Davalı vekili cevap dilekçesinde özetle; istinaf dilekçesinde bulunması gereken zorunlu unsurlarda eksiklik mevcut olduğunu, davacının istinaf başvuru talebinin reddine karar verilmesi gerekmekte olduğunu, yerel mahkemenin 10.09.2021 tarih ve 2016 / 207 esas, 2021 / 469 karar sayılı ilamının gerekçe kısmı ayrı ayrı irdelenmiş olup çok açık bir şekilde sayın mahkeme tarafından hüküm kurulmuş olduğunu, işbu sebeple yerel mahkemenin bu kararı kanuna, dosyadaki delillere, yüksek yargıtayın yerleşik içtihatlarına uygun şekilde oluşturulmuş olduğunu, son derece hakkaniyetli ve doğru bir karar olduğunu, yerel mahkeme huzurunda dinlenen davacı tanıklarının beyanları doğrudan bilgi ve görgüye dayalı olmadığı gibi dosyaya celp edilen evraklarla da uyumlu olmadığını, davacı tanığı … davalı …’ın işten ayrıldıktan 1 sene sonra rakip firmada işe girdiğini beyan etmiş ise de davalı … adına Gebze Sosyal Güvenlik Merkezi 26/09/2019 tarihli cevabi yazısında 2018 yılının 8. ayına kadar 4/a kodu ile kendi işyerinde çalışmış olduğu gözetildiğinde davacı tanığının beyanlarına yerel mahkeme tarafından itibar edilmemiş olduğunu, …’ın davacı işverene önemli ölçüde zarar verme ihtimalinin bulunmadığı dosyada mevcut bulunan delillerle ortada olduğunu belirterek; istinaf başvurusunun reddine, yerel mahkeme kararının onanmasına, karar verilmesini talep etmiştir.
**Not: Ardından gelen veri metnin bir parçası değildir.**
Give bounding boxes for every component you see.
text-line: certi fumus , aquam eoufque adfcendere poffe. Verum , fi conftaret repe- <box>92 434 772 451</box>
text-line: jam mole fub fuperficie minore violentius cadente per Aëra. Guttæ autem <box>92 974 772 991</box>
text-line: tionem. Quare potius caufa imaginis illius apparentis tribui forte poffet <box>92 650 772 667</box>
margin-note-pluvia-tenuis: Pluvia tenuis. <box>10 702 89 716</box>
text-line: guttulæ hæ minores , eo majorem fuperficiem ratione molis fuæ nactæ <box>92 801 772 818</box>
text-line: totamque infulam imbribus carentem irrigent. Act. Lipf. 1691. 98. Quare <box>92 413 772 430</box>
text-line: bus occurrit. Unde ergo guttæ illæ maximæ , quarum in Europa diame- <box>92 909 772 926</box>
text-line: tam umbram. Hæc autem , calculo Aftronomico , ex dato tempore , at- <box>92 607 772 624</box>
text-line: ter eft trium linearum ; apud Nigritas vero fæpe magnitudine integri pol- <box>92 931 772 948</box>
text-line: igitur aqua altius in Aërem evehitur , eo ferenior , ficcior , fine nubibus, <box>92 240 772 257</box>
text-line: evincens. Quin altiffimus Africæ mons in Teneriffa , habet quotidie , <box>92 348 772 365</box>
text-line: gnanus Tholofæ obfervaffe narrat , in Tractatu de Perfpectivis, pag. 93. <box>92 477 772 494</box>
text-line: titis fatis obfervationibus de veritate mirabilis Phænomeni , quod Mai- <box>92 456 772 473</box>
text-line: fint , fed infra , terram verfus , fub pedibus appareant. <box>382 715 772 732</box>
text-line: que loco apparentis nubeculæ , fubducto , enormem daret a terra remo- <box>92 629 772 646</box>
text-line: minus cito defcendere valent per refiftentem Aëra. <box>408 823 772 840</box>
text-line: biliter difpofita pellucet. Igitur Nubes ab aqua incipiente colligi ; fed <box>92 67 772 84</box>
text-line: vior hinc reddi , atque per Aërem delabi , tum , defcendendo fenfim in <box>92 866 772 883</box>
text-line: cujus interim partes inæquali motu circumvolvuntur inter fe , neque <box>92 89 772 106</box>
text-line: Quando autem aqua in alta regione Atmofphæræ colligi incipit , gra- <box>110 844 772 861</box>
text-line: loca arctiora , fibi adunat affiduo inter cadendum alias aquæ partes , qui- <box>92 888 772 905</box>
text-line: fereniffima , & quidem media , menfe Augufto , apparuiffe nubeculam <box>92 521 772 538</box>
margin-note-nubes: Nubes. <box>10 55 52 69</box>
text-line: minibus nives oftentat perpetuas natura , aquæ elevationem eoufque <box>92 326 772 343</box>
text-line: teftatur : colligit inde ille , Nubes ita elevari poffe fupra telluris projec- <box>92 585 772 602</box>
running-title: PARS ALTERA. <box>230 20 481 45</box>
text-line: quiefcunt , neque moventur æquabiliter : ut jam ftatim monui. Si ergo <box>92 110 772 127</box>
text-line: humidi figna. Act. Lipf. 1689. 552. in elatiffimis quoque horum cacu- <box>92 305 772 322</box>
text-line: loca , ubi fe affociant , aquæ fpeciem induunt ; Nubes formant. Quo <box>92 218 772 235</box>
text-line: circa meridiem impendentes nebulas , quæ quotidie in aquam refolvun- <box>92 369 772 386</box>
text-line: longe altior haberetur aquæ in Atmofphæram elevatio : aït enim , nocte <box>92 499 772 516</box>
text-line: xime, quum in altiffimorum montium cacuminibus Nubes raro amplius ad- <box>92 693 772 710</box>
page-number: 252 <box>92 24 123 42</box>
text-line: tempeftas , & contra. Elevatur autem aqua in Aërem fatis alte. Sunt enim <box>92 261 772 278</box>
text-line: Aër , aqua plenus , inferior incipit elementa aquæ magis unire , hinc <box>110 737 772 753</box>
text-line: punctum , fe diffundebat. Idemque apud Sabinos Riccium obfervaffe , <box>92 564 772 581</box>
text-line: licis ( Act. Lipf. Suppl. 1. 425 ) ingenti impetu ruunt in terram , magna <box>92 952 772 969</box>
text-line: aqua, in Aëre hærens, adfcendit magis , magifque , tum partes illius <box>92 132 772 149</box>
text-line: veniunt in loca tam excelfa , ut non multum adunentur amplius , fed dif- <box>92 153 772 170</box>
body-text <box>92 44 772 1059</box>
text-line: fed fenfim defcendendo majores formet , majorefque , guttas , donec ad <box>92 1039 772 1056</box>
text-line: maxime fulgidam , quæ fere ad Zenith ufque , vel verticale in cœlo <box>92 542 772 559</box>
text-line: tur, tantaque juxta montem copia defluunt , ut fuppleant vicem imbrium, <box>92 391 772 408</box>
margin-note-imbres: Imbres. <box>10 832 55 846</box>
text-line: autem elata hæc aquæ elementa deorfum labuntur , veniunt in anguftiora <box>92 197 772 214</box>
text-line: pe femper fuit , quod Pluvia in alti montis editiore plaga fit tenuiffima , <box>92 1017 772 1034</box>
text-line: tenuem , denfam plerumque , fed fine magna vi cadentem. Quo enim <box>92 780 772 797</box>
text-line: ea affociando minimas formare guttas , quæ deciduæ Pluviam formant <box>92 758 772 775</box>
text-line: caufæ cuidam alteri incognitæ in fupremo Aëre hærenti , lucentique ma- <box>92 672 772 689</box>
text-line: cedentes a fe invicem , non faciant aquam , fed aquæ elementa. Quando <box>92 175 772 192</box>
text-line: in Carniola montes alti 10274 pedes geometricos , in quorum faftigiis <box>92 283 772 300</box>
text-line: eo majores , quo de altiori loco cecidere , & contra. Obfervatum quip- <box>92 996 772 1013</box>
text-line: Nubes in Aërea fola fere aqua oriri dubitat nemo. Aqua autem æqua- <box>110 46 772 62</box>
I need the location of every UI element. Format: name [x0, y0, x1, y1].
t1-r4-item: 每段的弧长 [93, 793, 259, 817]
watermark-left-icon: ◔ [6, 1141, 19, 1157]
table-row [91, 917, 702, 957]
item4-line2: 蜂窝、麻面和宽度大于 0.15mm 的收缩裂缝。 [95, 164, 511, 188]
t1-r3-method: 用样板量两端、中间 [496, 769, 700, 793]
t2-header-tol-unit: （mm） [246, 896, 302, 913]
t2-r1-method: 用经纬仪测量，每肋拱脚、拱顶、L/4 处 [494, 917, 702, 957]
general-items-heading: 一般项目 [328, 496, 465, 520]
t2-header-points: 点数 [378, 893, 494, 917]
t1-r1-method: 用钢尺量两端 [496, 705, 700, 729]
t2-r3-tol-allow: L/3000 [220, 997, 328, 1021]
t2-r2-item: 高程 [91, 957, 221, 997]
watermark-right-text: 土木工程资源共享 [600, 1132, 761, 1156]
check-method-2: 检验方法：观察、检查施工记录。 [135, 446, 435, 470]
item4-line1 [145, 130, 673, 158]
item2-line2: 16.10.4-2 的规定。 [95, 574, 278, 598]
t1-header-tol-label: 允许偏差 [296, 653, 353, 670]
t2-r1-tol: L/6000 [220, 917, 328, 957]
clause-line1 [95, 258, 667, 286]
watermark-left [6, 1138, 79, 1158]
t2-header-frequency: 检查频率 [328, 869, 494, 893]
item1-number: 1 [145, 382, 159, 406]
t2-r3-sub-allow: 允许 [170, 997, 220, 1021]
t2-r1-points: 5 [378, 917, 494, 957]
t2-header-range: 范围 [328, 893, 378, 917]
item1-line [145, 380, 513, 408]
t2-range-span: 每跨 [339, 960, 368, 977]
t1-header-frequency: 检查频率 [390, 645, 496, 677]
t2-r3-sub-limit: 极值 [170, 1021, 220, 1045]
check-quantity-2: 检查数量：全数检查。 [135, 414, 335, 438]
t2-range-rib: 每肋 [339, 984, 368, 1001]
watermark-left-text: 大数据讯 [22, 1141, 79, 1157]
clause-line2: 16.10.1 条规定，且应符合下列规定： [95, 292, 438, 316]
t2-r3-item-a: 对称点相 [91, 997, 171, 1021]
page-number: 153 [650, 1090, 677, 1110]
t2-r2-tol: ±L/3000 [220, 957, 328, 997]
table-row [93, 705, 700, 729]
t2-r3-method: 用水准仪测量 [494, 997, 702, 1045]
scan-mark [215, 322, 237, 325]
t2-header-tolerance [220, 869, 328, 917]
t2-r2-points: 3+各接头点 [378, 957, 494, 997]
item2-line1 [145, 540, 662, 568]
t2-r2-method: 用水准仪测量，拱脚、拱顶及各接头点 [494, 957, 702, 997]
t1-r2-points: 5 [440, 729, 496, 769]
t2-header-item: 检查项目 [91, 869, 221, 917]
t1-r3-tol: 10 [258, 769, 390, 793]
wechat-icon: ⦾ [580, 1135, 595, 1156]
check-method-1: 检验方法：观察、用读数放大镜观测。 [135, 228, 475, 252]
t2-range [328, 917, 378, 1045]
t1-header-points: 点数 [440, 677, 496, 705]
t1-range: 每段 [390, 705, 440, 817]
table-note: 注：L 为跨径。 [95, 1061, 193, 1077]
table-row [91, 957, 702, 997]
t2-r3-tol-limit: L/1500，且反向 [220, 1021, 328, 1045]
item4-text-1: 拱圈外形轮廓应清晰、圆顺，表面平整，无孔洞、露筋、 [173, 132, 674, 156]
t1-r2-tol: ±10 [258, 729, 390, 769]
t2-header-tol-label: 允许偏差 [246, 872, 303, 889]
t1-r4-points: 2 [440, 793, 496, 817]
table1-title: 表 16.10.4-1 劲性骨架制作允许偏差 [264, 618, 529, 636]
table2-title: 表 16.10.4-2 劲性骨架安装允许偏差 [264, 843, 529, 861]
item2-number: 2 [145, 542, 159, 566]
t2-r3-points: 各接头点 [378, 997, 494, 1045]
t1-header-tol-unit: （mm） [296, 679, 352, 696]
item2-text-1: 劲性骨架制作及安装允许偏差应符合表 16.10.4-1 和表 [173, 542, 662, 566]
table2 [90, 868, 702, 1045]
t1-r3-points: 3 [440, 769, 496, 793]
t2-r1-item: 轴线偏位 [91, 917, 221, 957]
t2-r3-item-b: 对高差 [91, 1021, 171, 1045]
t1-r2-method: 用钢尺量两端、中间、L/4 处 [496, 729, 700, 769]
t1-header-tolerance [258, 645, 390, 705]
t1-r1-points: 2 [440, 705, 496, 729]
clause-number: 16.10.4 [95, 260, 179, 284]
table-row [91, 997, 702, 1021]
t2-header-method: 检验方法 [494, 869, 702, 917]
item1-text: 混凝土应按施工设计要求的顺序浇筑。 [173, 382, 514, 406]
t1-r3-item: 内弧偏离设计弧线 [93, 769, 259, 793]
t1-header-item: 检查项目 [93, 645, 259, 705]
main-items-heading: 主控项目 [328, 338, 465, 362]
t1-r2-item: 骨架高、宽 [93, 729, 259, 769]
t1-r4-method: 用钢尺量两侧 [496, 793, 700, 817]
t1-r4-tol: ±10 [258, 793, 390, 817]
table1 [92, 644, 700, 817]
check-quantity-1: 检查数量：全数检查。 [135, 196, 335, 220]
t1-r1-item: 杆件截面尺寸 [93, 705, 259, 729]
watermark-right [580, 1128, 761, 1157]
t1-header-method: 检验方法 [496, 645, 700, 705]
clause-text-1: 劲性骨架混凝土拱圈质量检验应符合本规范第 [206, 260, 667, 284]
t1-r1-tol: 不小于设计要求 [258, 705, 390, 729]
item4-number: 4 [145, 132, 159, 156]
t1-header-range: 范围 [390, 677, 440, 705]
DELİLLER: Kocaeli 1. Asliye Ticaret Mahkemesinin 10/09/2021 tarih, 2016/207 Esas – 2021/469 Karar sayılı kararı ve tüm dosya kapsamı.

DELİLLERİN DEĞERLENDİRİLMESİ VE GEREKÇE:
Dava, 6098 sayılı TBK’nın 444’üncü maddesi uyarınca (818 sayılı BK’nın 348) işçi ile işveren arasında düzenlenen işçinin rekabet yasağı sözleşmesine aykırılık iddiasından kaynaklanan cezai şart istemine yöneliktir.
İlk derece mahkemesince davanın reddine karar verilmiş karara karşı davacı vekili tarafından istinaf yoluna başvurmuştur.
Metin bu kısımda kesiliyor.